僕は右の方に目を向けると、力ない相手の体があった。ただ、その相手の体には、首から上がなく、血が溢れ出していた。
「言っただろう、やばくなったら助けてやると。」
僕は声のする方に目を向けると、刀に付いた血を布で拭き取っている大和が鬼の面を付けた女を背中に括りつけている姿で立っていた。

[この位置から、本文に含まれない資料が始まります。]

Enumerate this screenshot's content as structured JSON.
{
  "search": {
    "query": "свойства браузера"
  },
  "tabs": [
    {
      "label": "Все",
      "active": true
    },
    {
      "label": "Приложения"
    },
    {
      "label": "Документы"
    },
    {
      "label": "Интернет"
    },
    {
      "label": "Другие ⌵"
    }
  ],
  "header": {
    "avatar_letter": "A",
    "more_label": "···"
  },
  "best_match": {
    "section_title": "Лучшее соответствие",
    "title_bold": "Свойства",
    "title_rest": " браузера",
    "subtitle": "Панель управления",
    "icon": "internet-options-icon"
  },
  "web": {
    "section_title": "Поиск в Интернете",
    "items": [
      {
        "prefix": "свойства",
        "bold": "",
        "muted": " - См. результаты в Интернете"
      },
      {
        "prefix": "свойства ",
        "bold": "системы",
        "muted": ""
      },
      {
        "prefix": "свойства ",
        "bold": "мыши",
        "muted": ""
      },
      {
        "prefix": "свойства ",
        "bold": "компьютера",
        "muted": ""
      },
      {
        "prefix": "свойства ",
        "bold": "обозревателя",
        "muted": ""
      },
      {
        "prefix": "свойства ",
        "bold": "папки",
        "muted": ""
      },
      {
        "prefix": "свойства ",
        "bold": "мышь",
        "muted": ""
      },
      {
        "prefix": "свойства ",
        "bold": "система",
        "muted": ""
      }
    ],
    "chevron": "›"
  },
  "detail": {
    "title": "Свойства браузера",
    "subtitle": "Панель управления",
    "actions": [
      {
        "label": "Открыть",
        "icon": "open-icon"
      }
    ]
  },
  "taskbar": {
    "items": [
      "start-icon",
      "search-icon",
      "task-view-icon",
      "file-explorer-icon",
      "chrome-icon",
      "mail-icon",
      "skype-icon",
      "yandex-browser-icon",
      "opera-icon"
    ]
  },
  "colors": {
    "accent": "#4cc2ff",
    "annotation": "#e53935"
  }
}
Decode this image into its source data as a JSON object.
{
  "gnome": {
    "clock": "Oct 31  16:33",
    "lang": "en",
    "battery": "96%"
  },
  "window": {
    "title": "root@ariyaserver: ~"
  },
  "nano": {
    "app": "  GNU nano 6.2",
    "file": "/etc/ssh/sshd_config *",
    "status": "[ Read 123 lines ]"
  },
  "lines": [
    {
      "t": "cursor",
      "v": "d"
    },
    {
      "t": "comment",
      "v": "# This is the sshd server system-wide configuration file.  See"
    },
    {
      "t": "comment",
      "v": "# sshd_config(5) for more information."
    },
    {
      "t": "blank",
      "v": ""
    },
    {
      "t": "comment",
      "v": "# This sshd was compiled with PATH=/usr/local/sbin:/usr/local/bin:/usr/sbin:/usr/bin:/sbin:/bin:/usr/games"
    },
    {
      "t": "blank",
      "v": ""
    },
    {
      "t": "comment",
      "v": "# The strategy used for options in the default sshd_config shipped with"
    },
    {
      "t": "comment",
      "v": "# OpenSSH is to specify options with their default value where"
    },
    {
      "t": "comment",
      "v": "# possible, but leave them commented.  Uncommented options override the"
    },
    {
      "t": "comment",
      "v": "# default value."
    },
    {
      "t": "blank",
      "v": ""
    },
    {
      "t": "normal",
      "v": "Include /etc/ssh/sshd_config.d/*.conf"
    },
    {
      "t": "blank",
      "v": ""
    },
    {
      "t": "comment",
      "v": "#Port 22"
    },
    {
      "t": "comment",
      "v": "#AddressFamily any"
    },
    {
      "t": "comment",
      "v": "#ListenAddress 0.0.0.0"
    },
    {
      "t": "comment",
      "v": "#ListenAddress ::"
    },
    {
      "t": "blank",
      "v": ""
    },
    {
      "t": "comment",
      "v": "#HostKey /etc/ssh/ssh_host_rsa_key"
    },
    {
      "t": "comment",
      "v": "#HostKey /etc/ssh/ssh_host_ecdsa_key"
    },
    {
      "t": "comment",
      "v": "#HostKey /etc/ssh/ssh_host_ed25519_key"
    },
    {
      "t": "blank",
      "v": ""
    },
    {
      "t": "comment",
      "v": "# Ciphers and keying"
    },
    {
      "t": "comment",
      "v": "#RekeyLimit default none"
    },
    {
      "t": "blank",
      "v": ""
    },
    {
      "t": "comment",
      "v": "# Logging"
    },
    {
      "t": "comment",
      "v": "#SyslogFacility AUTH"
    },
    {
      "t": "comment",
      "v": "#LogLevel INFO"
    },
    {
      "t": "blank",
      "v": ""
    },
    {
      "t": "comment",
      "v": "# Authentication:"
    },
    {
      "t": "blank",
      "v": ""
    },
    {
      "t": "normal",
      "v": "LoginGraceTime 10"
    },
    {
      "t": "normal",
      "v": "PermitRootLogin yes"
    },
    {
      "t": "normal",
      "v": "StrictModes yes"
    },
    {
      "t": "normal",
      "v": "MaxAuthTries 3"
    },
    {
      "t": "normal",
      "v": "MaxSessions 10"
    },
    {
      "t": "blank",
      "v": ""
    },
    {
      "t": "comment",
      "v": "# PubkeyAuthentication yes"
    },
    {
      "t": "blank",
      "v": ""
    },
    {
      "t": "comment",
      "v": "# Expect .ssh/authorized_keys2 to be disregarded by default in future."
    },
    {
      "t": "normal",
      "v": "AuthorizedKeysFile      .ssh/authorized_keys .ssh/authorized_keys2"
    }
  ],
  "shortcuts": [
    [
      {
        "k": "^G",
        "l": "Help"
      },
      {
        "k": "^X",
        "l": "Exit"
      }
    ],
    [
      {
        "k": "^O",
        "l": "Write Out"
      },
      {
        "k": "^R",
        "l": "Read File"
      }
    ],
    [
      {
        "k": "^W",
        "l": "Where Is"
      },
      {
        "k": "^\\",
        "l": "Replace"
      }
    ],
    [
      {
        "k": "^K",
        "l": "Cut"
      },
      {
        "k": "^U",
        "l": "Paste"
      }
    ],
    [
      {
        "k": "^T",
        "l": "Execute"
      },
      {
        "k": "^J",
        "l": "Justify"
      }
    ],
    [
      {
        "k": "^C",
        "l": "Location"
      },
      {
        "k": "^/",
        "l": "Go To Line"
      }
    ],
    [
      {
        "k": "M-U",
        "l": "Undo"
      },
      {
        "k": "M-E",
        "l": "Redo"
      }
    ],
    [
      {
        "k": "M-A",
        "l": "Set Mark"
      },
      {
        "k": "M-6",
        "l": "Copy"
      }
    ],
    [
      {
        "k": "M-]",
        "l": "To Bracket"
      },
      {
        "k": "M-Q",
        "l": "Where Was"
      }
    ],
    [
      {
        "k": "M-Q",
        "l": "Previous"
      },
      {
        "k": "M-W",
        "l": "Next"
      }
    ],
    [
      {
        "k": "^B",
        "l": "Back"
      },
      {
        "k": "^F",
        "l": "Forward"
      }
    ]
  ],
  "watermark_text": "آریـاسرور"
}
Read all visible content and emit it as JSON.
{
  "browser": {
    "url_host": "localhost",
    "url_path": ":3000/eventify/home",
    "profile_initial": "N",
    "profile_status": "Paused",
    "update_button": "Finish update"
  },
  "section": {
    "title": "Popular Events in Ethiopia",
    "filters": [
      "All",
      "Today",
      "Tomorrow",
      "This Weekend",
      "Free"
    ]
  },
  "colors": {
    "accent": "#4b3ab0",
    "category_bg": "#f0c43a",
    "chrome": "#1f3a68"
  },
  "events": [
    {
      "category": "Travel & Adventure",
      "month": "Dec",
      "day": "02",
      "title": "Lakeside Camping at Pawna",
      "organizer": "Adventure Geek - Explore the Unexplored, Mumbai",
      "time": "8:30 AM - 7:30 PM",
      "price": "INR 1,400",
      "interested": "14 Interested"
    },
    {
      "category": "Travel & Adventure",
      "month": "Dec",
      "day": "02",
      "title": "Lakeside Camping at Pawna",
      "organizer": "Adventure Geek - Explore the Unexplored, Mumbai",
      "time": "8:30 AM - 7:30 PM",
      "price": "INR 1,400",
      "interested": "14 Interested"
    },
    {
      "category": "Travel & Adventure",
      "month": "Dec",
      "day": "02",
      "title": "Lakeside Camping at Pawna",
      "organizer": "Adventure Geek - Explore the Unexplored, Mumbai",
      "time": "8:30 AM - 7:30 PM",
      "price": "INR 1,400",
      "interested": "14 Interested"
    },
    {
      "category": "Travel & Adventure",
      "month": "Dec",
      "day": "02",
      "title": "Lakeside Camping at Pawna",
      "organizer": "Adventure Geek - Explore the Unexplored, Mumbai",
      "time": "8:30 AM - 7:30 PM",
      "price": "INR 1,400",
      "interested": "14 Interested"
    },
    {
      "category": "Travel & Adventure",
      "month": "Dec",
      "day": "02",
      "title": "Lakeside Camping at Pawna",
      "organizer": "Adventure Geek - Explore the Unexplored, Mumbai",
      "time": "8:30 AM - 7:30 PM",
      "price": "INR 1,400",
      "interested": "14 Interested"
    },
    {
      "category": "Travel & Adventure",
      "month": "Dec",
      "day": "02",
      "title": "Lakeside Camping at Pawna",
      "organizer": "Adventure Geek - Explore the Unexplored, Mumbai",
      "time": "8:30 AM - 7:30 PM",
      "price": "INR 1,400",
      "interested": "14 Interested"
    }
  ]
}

「そちはいい腕をしておるのう。やはり、わらわの部下にしてやってもよいぞ。」
鬼の面を付けた女は、元気よくそのように言った。
「しかし、何だこのごろごろと転がった人の山は。一人も殺していないのか?
まあ、いい。とりあえずここを出るぞ。俺も少し息が上がっているから、そう長く動けそうにない。」
そう言って、大和は僕の腹に手を回し、ヒョイと持ち上げた。僕は流れるままに身を任せていたが、いつの間にか、首を切られた相手の死体が跡形もなく消えていることに気が付いた。
僕はそのことを聞こうとしたが、大和は僕を腕と横の腹の間に抱きしめた。その時、さっき絞められた時の痛みが戻ってきて、声を出すことができなかった。
「一応、追手が来ないように、ここの奴らを殺しておくか。」
そう言って、大和は熊襲組のアジトから出て、少し離れた所で、止まった。そして、熊襲組のアジトの入り口に目を向けた。そして、僕を持っていない方の手から輪っかのようなものを出した。
「さっきの爆弾の手錠がどれほどの威力か確かめさせてみようか。」
そう言うと、大和はアジトの入り口に向けて、その輪っかを投げた。輪っかはクルクルと回って、入り口に入っていった。
すると、大きな爆発音と共に、アジトの建物が内側から木っ端みじんに壊れ、建物の壁が赤い爆風と共に吹き飛んできた。その光景から遅れて、爆風が顔に吹きつけられた。
「これは絶対に手足は吹き飛ぶな。」
そのように淡々と言う大和は、僕より遥かに強く、遥かに人を殺してきたのだと分かった。